作品と出会うこと

先日の文章とも関連することですが。

自分にとって意味のある作品との出会いは決してその場限りに留まるものではなくて、三日後、一週間後、一ヶ月後、一年後、三年後…と、引き延ばされながらずっと続いたりするものです。あるいは、そのものが眼前に無くとも、何度でも出会うことができる、と言い換えることができるかもしれません。

こうしてパソコンの前に座っている今でも、過去に見た作品との出会いは続いています。そしてそれらは、出会う度に少しずつ異なった表情を見せてくれています。それだけ、それらの作品が示唆に富み、複雑な重層性を持っている、ということでしょうか。(しかし時には、作品の内容とはそれほど関係のない個人的な思い入れによるものもあるでしょう。)

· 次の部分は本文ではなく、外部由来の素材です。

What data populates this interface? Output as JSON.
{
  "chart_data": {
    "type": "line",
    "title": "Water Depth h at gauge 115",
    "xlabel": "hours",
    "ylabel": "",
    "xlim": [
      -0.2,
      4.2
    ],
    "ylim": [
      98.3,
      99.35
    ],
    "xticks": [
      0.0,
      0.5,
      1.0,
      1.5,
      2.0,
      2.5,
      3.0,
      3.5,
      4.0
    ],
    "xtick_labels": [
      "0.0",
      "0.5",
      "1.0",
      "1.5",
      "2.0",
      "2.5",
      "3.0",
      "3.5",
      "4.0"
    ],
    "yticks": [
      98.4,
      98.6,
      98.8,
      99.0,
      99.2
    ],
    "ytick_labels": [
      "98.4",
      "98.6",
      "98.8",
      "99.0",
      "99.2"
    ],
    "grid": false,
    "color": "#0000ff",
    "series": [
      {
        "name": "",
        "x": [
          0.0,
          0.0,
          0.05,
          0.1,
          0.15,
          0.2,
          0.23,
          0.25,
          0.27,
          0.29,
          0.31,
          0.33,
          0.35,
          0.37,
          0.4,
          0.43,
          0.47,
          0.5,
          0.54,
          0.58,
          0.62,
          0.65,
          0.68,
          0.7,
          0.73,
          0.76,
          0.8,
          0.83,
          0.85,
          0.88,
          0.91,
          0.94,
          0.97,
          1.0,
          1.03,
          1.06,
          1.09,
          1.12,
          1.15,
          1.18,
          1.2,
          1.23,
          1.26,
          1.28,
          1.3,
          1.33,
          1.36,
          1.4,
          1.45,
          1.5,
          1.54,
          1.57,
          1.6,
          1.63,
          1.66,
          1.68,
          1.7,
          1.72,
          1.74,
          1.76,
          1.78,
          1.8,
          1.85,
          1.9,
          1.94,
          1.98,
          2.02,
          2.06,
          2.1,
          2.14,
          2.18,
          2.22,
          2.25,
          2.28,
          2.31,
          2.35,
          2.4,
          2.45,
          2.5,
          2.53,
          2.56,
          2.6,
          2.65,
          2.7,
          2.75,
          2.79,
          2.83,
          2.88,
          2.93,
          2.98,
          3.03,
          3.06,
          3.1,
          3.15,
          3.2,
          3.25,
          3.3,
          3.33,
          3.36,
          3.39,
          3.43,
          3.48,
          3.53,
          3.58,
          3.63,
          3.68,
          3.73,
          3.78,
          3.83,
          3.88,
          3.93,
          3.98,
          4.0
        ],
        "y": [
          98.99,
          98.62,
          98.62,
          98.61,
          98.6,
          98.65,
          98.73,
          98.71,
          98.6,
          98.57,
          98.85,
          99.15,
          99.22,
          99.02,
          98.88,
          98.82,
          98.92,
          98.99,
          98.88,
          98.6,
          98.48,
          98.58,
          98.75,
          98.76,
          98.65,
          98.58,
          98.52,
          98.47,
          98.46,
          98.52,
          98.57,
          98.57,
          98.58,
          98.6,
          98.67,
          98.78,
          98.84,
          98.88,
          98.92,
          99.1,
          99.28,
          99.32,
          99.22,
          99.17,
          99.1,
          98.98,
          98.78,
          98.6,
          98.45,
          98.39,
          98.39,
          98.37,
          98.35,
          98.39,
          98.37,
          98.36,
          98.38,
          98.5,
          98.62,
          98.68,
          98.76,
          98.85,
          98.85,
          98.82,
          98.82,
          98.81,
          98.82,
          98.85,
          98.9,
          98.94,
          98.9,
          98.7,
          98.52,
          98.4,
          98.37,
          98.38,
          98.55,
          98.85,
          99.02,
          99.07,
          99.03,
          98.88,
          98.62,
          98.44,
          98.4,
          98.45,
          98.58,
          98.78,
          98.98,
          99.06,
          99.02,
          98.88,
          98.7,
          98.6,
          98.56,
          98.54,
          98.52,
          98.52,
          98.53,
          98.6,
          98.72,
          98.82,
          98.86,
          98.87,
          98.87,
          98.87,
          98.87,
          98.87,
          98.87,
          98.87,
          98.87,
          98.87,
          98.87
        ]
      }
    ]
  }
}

心に残る作品とはこういうもののことを言うのでしょうね。だからある意味では、その作品の価値を一瞬で判断することはできない。その場で「いいね!」って言える作品が無いわけではないのですが、必ずしもそういうものが心にひっかかり続けるとは限りません。作品を前にしたその場では何も言えない、言いようのないものが、あるときふっと解きほぐされて、何度も何度も語りかけてきて、いたく忘れがたい存在になる。そういう存在になるためには、意外とコツがあるのでしょう。強度やら知性やらを形に結ぶ方法。

私の作るものがそうあればいいと思っています。誰かにとって、他ならぬあなたにとって。



修了制作が山場です。でもまだ二合目。

明日はフランス大使館で監視員です。お客さんにとってわからないことが多いのなら、むしろ「わからない」が突き刺さってしまえばいいと思っている。それくらいの気持ちで。